In response to the COVID-19 pandemic and subsequent closure of concert halls, Ehnes announced the launch of a new online recital series entitled ‘Recitals from Home’ in June 2020. Ehnes recorded the six Bach Sonatas and Partitas and six Sonatas of Ysaÿe from his home with state-of-the-art recording equipment and released six episodes over the period of two months. These recordings have been met with great critical acclaim by audiences worldwide and Ehnes was described by Le Devoir as being “at the absolute forefront of the streaming evolution.”
Recent orchestral highlights include The MET Orchestra at Carnegie Hall with Gianandrea Noseda, Gewandhausorchester Leipzig with Alexander Shelley, San Francisco Symphony with Marek Janowski, Frankfurt Radio Symphony with Andrés Orozco-Estrada, London Symphony with Daniel Harding, and Munich Philharmonic with Jaap van Zweden. In 2017, Ehnes premiered the Aaron-Jay Kernis Violin Concerto with the Toronto, Seattle, and Dallas symphony orchestras, and gave further performances of the piece with the Deutsches Symphonie- Orchester and Melbourne Symphony Orchestra. During the 20/21 season, Ehnes was named as Artist in Residence with the National Arts Centre of Canada.
Alongside his concerto work, Ehnes maintains a busy recital schedule. He performs regularly at the Wigmore Hall, Carnegie Hall, Symphony Center Chicago, Amsterdam Concertgebouw, Ravinia, Montreux, Chaise-Dieu, the White Nights Festival in St Petersburg, Verbier Festival, Festival de Pâques in Aix, and in 2018 he undertook a recital tour to Asia, including performances in Hong Kong, Shanghai, Singapore, and Kuala Lumpur.

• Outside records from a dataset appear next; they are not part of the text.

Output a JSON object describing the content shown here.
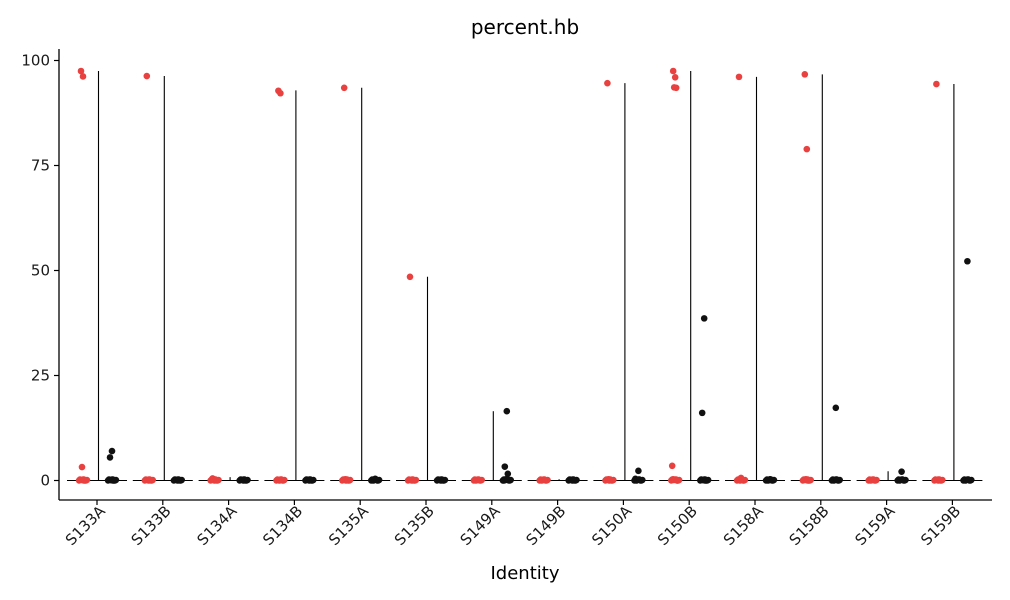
{
  "chart_data": {
    "type": "scatter",
    "title": "percent.hb",
    "xlabel": "Identity",
    "ylabel": "",
    "ylim": [
      -4.5,
      103
    ],
    "yticks": [
      0,
      25,
      50,
      75,
      100
    ],
    "grid": false,
    "legend": "none",
    "colors": {
      "red": "#e8413f",
      "black": "#111111",
      "violin": "#000000"
    },
    "categories": [
      "S133A",
      "S133B",
      "S134A",
      "S134B",
      "S135A",
      "S135B",
      "S149A",
      "S149B",
      "S150A",
      "S150B",
      "S158A",
      "S158B",
      "S159A",
      "S159B"
    ],
    "violins": [
      {
        "category": "S133A",
        "max": 97.5
      },
      {
        "category": "S133B",
        "max": 96.3
      },
      {
        "category": "S134A",
        "max": 0.8
      },
      {
        "category": "S134B",
        "max": 92.9
      },
      {
        "category": "S135A",
        "max": 93.5
      },
      {
        "category": "S135B",
        "max": 48.5
      },
      {
        "category": "S149A",
        "max": 16.5
      },
      {
        "category": "S149B",
        "max": 0.3
      },
      {
        "category": "S150A",
        "max": 94.6
      },
      {
        "category": "S150B",
        "max": 97.5
      },
      {
        "category": "S158A",
        "max": 96.1
      },
      {
        "category": "S158B",
        "max": 96.7
      },
      {
        "category": "S159A",
        "max": 2.2
      },
      {
        "category": "S159B",
        "max": 94.4
      }
    ],
    "series": [
      {
        "color": "red",
        "points": [
          {
            "category": "S133A",
            "y": 97.5
          },
          {
            "category": "S133A",
            "y": 96.2
          },
          {
            "category": "S133A",
            "y": 3.2
          },
          {
            "category": "S133A",
            "y": 0
          },
          {
            "category": "S133A",
            "y": 0.2
          },
          {
            "category": "S133B",
            "y": 96.3
          },
          {
            "category": "S133B",
            "y": 0
          },
          {
            "category": "S133B",
            "y": 0.1
          },
          {
            "category": "S134A",
            "y": 0.5
          },
          {
            "category": "S134A",
            "y": 0
          },
          {
            "category": "S134A",
            "y": 0.2
          },
          {
            "category": "S134B",
            "y": 92.8
          },
          {
            "category": "S134B",
            "y": 92.2
          },
          {
            "category": "S134B",
            "y": 0
          },
          {
            "category": "S134B",
            "y": 0.2
          },
          {
            "category": "S135A",
            "y": 93.5
          },
          {
            "category": "S135A",
            "y": 0
          },
          {
            "category": "S135A",
            "y": 0.3
          },
          {
            "category": "S135A",
            "y": 0.1
          },
          {
            "category": "S135B",
            "y": 48.5
          },
          {
            "category": "S135B",
            "y": 0
          },
          {
            "category": "S135B",
            "y": 0.1
          },
          {
            "category": "S149A",
            "y": 0
          },
          {
            "category": "S149A",
            "y": 0.1
          },
          {
            "category": "S149B",
            "y": 0
          },
          {
            "category": "S149B",
            "y": 0.1
          },
          {
            "category": "S150A",
            "y": 94.6
          },
          {
            "category": "S150A",
            "y": 0
          },
          {
            "category": "S150A",
            "y": 0.3
          },
          {
            "category": "S150A",
            "y": 0.1
          },
          {
            "category": "S150B",
            "y": 97.5
          },
          {
            "category": "S150B",
            "y": 96.0
          },
          {
            "category": "S150B",
            "y": 93.6
          },
          {
            "category": "S150B",
            "y": 93.5
          },
          {
            "category": "S150B",
            "y": 3.5
          },
          {
            "category": "S150B",
            "y": 0
          },
          {
            "category": "S150B",
            "y": 0.3
          },
          {
            "category": "S158A",
            "y": 96.1
          },
          {
            "category": "S158A",
            "y": 0.6
          },
          {
            "category": "S158A",
            "y": 0
          },
          {
            "category": "S158A",
            "y": 0.2
          },
          {
            "category": "S158B",
            "y": 96.7
          },
          {
            "category": "S158B",
            "y": 78.9
          },
          {
            "category": "S158B",
            "y": 0.3
          },
          {
            "category": "S158B",
            "y": 0
          },
          {
            "category": "S159A",
            "y": 0
          },
          {
            "category": "S159A",
            "y": 0.1
          },
          {
            "category": "S159B",
            "y": 94.4
          },
          {
            "category": "S159B",
            "y": 0
          },
          {
            "category": "S159B",
            "y": 0.2
          }
        ]
      },
      {
        "color": "black",
        "points": [
          {
            "category": "S133A",
            "y": 7.0
          },
          {
            "category": "S133A",
            "y": 5.5
          },
          {
            "category": "S133A",
            "y": 0
          },
          {
            "category": "S133A",
            "y": 0.2
          },
          {
            "category": "S133A",
            "y": 0.1
          },
          {
            "category": "S133B",
            "y": 0
          },
          {
            "category": "S133B",
            "y": 0.2
          },
          {
            "category": "S133B",
            "y": 0.1
          },
          {
            "category": "S134A",
            "y": 0
          },
          {
            "category": "S134A",
            "y": 0.2
          },
          {
            "category": "S134A",
            "y": 0.1
          },
          {
            "category": "S134B",
            "y": 0
          },
          {
            "category": "S134B",
            "y": 0.2
          },
          {
            "category": "S134B",
            "y": 0.1
          },
          {
            "category": "S135A",
            "y": 0.4
          },
          {
            "category": "S135A",
            "y": 0
          },
          {
            "category": "S135A",
            "y": 0.2
          },
          {
            "category": "S135A",
            "y": 0.1
          },
          {
            "category": "S135B",
            "y": 0
          },
          {
            "category": "S135B",
            "y": 0.2
          },
          {
            "category": "S135B",
            "y": 0.1
          },
          {
            "category": "S149A",
            "y": 16.5
          },
          {
            "category": "S149A",
            "y": 3.3
          },
          {
            "category": "S149A",
            "y": 1.6
          },
          {
            "category": "S149A",
            "y": 0
          },
          {
            "category": "S149A",
            "y": 0.3
          },
          {
            "category": "S149B",
            "y": 0
          },
          {
            "category": "S149B",
            "y": 0.2
          },
          {
            "category": "S149B",
            "y": 0.1
          },
          {
            "category": "S150A",
            "y": 2.3
          },
          {
            "category": "S150A",
            "y": 0
          },
          {
            "category": "S150A",
            "y": 0.2
          },
          {
            "category": "S150A",
            "y": 0.4
          },
          {
            "category": "S150B",
            "y": 38.6
          },
          {
            "category": "S150B",
            "y": 16.1
          },
          {
            "category": "S150B",
            "y": 0
          },
          {
            "category": "S150B",
            "y": 0.2
          },
          {
            "category": "S150B",
            "y": 0.1
          },
          {
            "category": "S158A",
            "y": 0.3
          },
          {
            "category": "S158A",
            "y": 0
          },
          {
            "category": "S158A",
            "y": 0.1
          },
          {
            "category": "S158B",
            "y": 17.3
          },
          {
            "category": "S158B",
            "y": 0
          },
          {
            "category": "S158B",
            "y": 0.2
          },
          {
            "category": "S158B",
            "y": 0.1
          },
          {
            "category": "S159A",
            "y": 2.1
          },
          {
            "category": "S159A",
            "y": 0
          },
          {
            "category": "S159A",
            "y": 0.2
          },
          {
            "category": "S159B",
            "y": 52.2
          },
          {
            "category": "S159B",
            "y": 0
          },
          {
            "category": "S159B",
            "y": 0.2
          },
          {
            "category": "S159B",
            "y": 0.1
          }
        ]
      }
    ]
  }
}
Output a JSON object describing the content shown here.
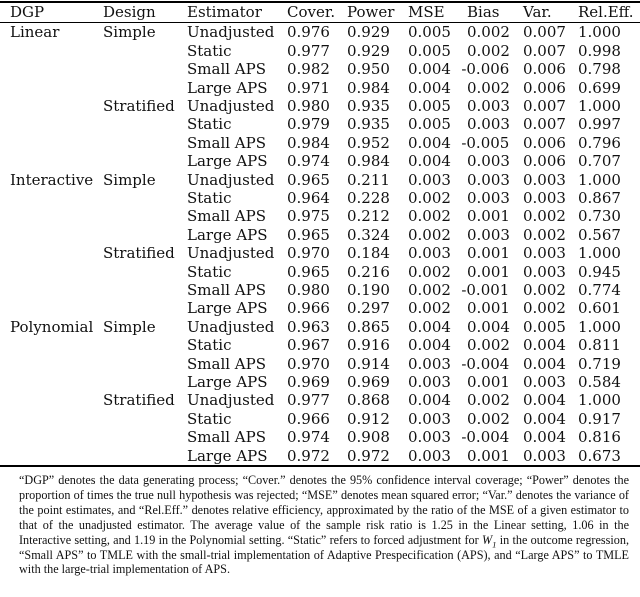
{
  "table": {
    "columns": [
      "DGP",
      "Design",
      "Estimator",
      "Cover.",
      "Power",
      "MSE",
      "Bias",
      "Var.",
      "Rel.Eff."
    ],
    "rows": [
      {
        "dgp": "Linear",
        "design": "Simple",
        "estimator": "Unadjusted",
        "cover": "0.976",
        "power": "0.929",
        "mse": "0.005",
        "bias": "0.002",
        "var": "0.007",
        "releff": "1.000"
      },
      {
        "dgp": "",
        "design": "",
        "estimator": "Static",
        "cover": "0.977",
        "power": "0.929",
        "mse": "0.005",
        "bias": "0.002",
        "var": "0.007",
        "releff": "0.998"
      },
      {
        "dgp": "",
        "design": "",
        "estimator": "Small APS",
        "cover": "0.982",
        "power": "0.950",
        "mse": "0.004",
        "bias": "-0.006",
        "var": "0.006",
        "releff": "0.798"
      },
      {
        "dgp": "",
        "design": "",
        "estimator": "Large APS",
        "cover": "0.971",
        "power": "0.984",
        "mse": "0.004",
        "bias": "0.002",
        "var": "0.006",
        "releff": "0.699"
      },
      {
        "dgp": "",
        "design": "Stratified",
        "estimator": "Unadjusted",
        "cover": "0.980",
        "power": "0.935",
        "mse": "0.005",
        "bias": "0.003",
        "var": "0.007",
        "releff": "1.000"
      },
      {
        "dgp": "",
        "design": "",
        "estimator": "Static",
        "cover": "0.979",
        "power": "0.935",
        "mse": "0.005",
        "bias": "0.003",
        "var": "0.007",
        "releff": "0.997"
      },
      {
        "dgp": "",
        "design": "",
        "estimator": "Small APS",
        "cover": "0.984",
        "power": "0.952",
        "mse": "0.004",
        "bias": "-0.005",
        "var": "0.006",
        "releff": "0.796"
      },
      {
        "dgp": "",
        "design": "",
        "estimator": "Large APS",
        "cover": "0.974",
        "power": "0.984",
        "mse": "0.004",
        "bias": "0.003",
        "var": "0.006",
        "releff": "0.707"
      },
      {
        "dgp": "Interactive",
        "design": "Simple",
        "estimator": "Unadjusted",
        "cover": "0.965",
        "power": "0.211",
        "mse": "0.003",
        "bias": "0.003",
        "var": "0.003",
        "releff": "1.000"
      },
      {
        "dgp": "",
        "design": "",
        "estimator": "Static",
        "cover": "0.964",
        "power": "0.228",
        "mse": "0.002",
        "bias": "0.003",
        "var": "0.003",
        "releff": "0.867"
      },
      {
        "dgp": "",
        "design": "",
        "estimator": "Small APS",
        "cover": "0.975",
        "power": "0.212",
        "mse": "0.002",
        "bias": "0.001",
        "var": "0.002",
        "releff": "0.730"
      },
      {
        "dgp": "",
        "design": "",
        "estimator": "Large APS",
        "cover": "0.965",
        "power": "0.324",
        "mse": "0.002",
        "bias": "0.003",
        "var": "0.002",
        "releff": "0.567"
      },
      {
        "dgp": "",
        "design": "Stratified",
        "estimator": "Unadjusted",
        "cover": "0.970",
        "power": "0.184",
        "mse": "0.003",
        "bias": "0.001",
        "var": "0.003",
        "releff": "1.000"
      },
      {
        "dgp": "",
        "design": "",
        "estimator": "Static",
        "cover": "0.965",
        "power": "0.216",
        "mse": "0.002",
        "bias": "0.001",
        "var": "0.003",
        "releff": "0.945"
      },
      {
        "dgp": "",
        "design": "",
        "estimator": "Small APS",
        "cover": "0.980",
        "power": "0.190",
        "mse": "0.002",
        "bias": "-0.001",
        "var": "0.002",
        "releff": "0.774"
      },
      {
        "dgp": "",
        "design": "",
        "estimator": "Large APS",
        "cover": "0.966",
        "power": "0.297",
        "mse": "0.002",
        "bias": "0.001",
        "var": "0.002",
        "releff": "0.601"
      },
      {
        "dgp": "Polynomial",
        "design": "Simple",
        "estimator": "Unadjusted",
        "cover": "0.963",
        "power": "0.865",
        "mse": "0.004",
        "bias": "0.004",
        "var": "0.005",
        "releff": "1.000"
      },
      {
        "dgp": "",
        "design": "",
        "estimator": "Static",
        "cover": "0.967",
        "power": "0.916",
        "mse": "0.004",
        "bias": "0.002",
        "var": "0.004",
        "releff": "0.811"
      },
      {
        "dgp": "",
        "design": "",
        "estimator": "Small APS",
        "cover": "0.970",
        "power": "0.914",
        "mse": "0.003",
        "bias": "-0.004",
        "var": "0.004",
        "releff": "0.719"
      },
      {
        "dgp": "",
        "design": "",
        "estimator": "Large APS",
        "cover": "0.969",
        "power": "0.969",
        "mse": "0.003",
        "bias": "0.001",
        "var": "0.003",
        "releff": "0.584"
      },
      {
        "dgp": "",
        "design": "Stratified",
        "estimator": "Unadjusted",
        "cover": "0.977",
        "power": "0.868",
        "mse": "0.004",
        "bias": "0.002",
        "var": "0.004",
        "releff": "1.000"
      },
      {
        "dgp": "",
        "design": "",
        "estimator": "Static",
        "cover": "0.966",
        "power": "0.912",
        "mse": "0.003",
        "bias": "0.002",
        "var": "0.004",
        "releff": "0.917"
      },
      {
        "dgp": "",
        "design": "",
        "estimator": "Small APS",
        "cover": "0.974",
        "power": "0.908",
        "mse": "0.003",
        "bias": "-0.004",
        "var": "0.004",
        "releff": "0.816"
      },
      {
        "dgp": "",
        "design": "",
        "estimator": "Large APS",
        "cover": "0.972",
        "power": "0.972",
        "mse": "0.003",
        "bias": "0.001",
        "var": "0.003",
        "releff": "0.673"
      }
    ]
  },
  "footnote": {
    "part1": "“DGP” denotes the data generating process; “Cover.”  denotes the 95% confidence interval coverage; “Power” denotes the proportion of times the true null hypothesis was rejected; “MSE” denotes mean squared error; “Var.”  denotes the variance of the point estimates, and “Rel.Eff.”  denotes relative efficiency, approximated by the ratio of the MSE of a given estimator to that of the unadjusted estimator. The average value of the sample risk ratio is 1.25 in the Linear setting, 1.06 in the Interactive setting, and 1.19 in the Polynomial setting.  “Static” refers to forced adjustment for ",
    "math_var": "W",
    "math_sub": "1",
    "part2": " in the outcome regression, “Small APS” to TMLE with the small-trial implementation of Adaptive Prespecification (APS), and “Large APS” to TMLE with the large-trial implementation of APS."
  }
}
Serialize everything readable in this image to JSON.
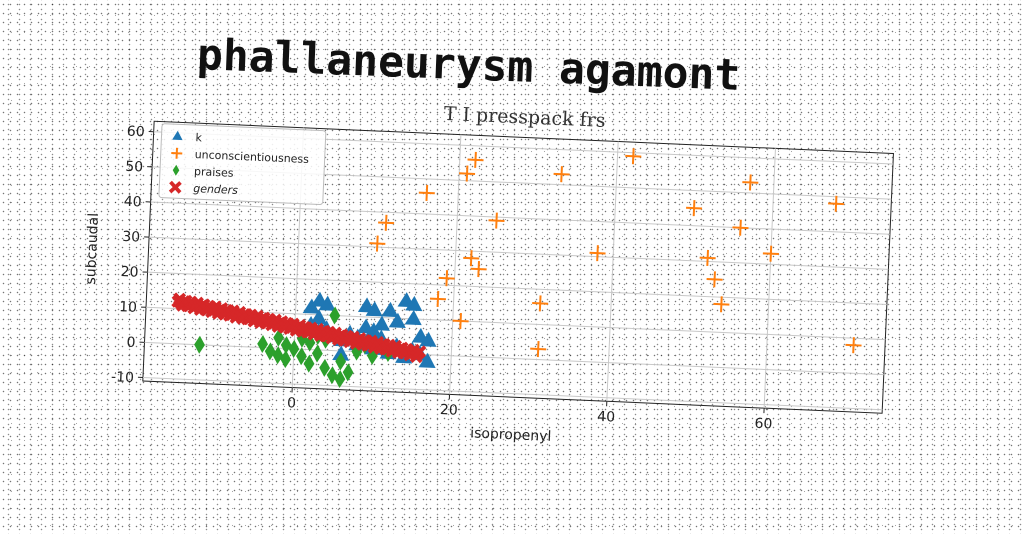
{
  "page": {
    "title": "phallaneurysm agamont"
  },
  "chart_data": {
    "type": "scatter",
    "subtitle": "T I presspack frs",
    "xlabel": "isopropenyl",
    "ylabel": "subcaudal",
    "xlim": [
      -19,
      75
    ],
    "ylim": [
      -11,
      63
    ],
    "xticks": [
      0,
      20,
      40,
      60
    ],
    "yticks": [
      -10,
      0,
      10,
      20,
      30,
      40,
      50,
      60
    ],
    "grid": true,
    "legend_position": "top-left",
    "series": [
      {
        "name": "k",
        "marker": "triangle",
        "color": "#1f77b4",
        "points": [
          [
            2,
            12
          ],
          [
            3,
            14
          ],
          [
            4,
            13
          ],
          [
            9,
            13
          ],
          [
            10,
            12
          ],
          [
            14,
            15
          ],
          [
            15,
            14
          ],
          [
            12,
            12
          ],
          [
            13,
            9
          ],
          [
            15,
            10
          ],
          [
            16,
            5
          ],
          [
            17,
            4
          ],
          [
            2,
            7
          ],
          [
            3,
            5
          ],
          [
            4,
            6
          ],
          [
            5,
            4
          ],
          [
            6,
            3
          ],
          [
            7,
            5
          ],
          [
            8,
            4
          ],
          [
            10,
            6
          ],
          [
            11,
            4
          ],
          [
            13,
            2
          ],
          [
            15,
            1
          ],
          [
            16,
            0
          ],
          [
            17,
            -2
          ],
          [
            8,
            2
          ],
          [
            6,
            -1
          ],
          [
            10,
            1
          ],
          [
            12,
            0
          ],
          [
            14,
            -1
          ],
          [
            9,
            7
          ],
          [
            3,
            9
          ],
          [
            1,
            6
          ],
          [
            11,
            8
          ]
        ]
      },
      {
        "name": "unconscientiousness",
        "marker": "plus",
        "color": "#ff7f0e",
        "points": [
          [
            42,
            59
          ],
          [
            22,
            56
          ],
          [
            21,
            52
          ],
          [
            33,
            53
          ],
          [
            57,
            53
          ],
          [
            68,
            48
          ],
          [
            16,
            46
          ],
          [
            50,
            45
          ],
          [
            56,
            40
          ],
          [
            25,
            39
          ],
          [
            11,
            37
          ],
          [
            60,
            33
          ],
          [
            10,
            31
          ],
          [
            38,
            31
          ],
          [
            52,
            31
          ],
          [
            22,
            28
          ],
          [
            23,
            25
          ],
          [
            53,
            25
          ],
          [
            19,
            22
          ],
          [
            54,
            18
          ],
          [
            18,
            16
          ],
          [
            31,
            16
          ],
          [
            21,
            10
          ],
          [
            71,
            8
          ],
          [
            31,
            3
          ]
        ]
      },
      {
        "name": "praises",
        "marker": "diamond",
        "color": "#2ca02c",
        "points": [
          [
            -12,
            0
          ],
          [
            -4,
            1
          ],
          [
            -3,
            -1
          ],
          [
            -2,
            -2
          ],
          [
            -1,
            -3
          ],
          [
            0,
            0
          ],
          [
            1,
            -2
          ],
          [
            2,
            -4
          ],
          [
            3,
            -1
          ],
          [
            4,
            -5
          ],
          [
            5,
            -7
          ],
          [
            6,
            -8
          ],
          [
            7,
            -6
          ],
          [
            2,
            2
          ],
          [
            4,
            3
          ],
          [
            5,
            10
          ],
          [
            3,
            4
          ],
          [
            1,
            3
          ],
          [
            -1,
            1
          ],
          [
            8,
            0
          ],
          [
            10,
            -1
          ],
          [
            12,
            0
          ],
          [
            6,
            -3
          ],
          [
            -2,
            3
          ],
          [
            9,
            2
          ]
        ]
      },
      {
        "name": "genders",
        "marker": "x",
        "color": "#d62728",
        "line": {
          "x0": -15,
          "x1": 16,
          "y0": 12,
          "y1": 0,
          "count": 150
        }
      }
    ]
  }
}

As part of the Beethoven celebrations, Ehnes was invited to perform the complete cycle of Beethoven Sonatas at the Wigmore Hall in 2019/20 and in 20/21 performed the Grieg sonatas on tour with Orion Weiss. In 2016, Ehnes undertook a cross-Canada recital tour, performing in each of the country’s provinces and territories, to celebrate his 40th birthday.
As a chamber musician, he has collaborated with leading artists such as Leif Ove Andsnes, Renaud Capuçon, Louis Lortie, Nikolai Lugansky, Yo-Yo Ma, Antoine Tamestit, Jan Vogler, Inon Barnatan, and Yuja Wang. In 2010, he formally established the Ehnes Quartet, with whom he has performed in Europe at venues including the Wigmore Hall, Auditorium du Louvre in Paris, and Théâtre du Jeu de Paume in Aix, amongst others. Ehnes is the Artistic Director of the Seattle Chamber Music Society.
Ehnes has an extensive discography and has won many awards for his recordings, including a Grammy Award (2019) for his live recording of Aaron Jay Kernis Violin Concerto with the Seattle Symphony and Ludovic Morlot, and a Gramophone Award for his live recording of the Elgar Concerto with the Philharmonia Orchestra and Andrew Davis. His recording of the Korngold, Barber, and Walton violin concertos won a Grammy Award for “Best Instrumental Soloist Performance” and a JUNO Award for “Best Classical Album of the Year.” His recording of the Paganini Caprices earned him universal praise, with writing of the disc, “Ehnes confirms the predictions of Erick Friedman, eminent student of Heifetz: ‘there is only one like him born every hundred years’.” Recent releases include sonatas by Beethoven, Debussy, Elgar, and Respighi, and concertos by Walton, Britten, Shostakovich, Prokofiev, and Strauss, as well as the Beethoven Violin Concerto with the Royal Liverpool Philharmonic Orchestra and Andrew Manze, which was released in October 2017 on Onyx Classics.
Ehnes began violin studies at the age of five, became a protégé of the noted Canadian violinist Francis Chaplin at age nine, and made his orchestra debut with L’Orchestre symphonique de Montréal at age 13. He continued his studies with Sally Thomas at the Meadowmount School of Music and The Juilliard School, winning the Peter Mennin Prize for Outstanding Achievement and Leadership in Music upon his graduation in 1997. He is a Fellow of the Royal Society of Canada and in 2010 was appointed a Member of the Order of Canada. Ehnes was awarded the 2017 Royal Philharmonic Society Award in the Instrumentalist category.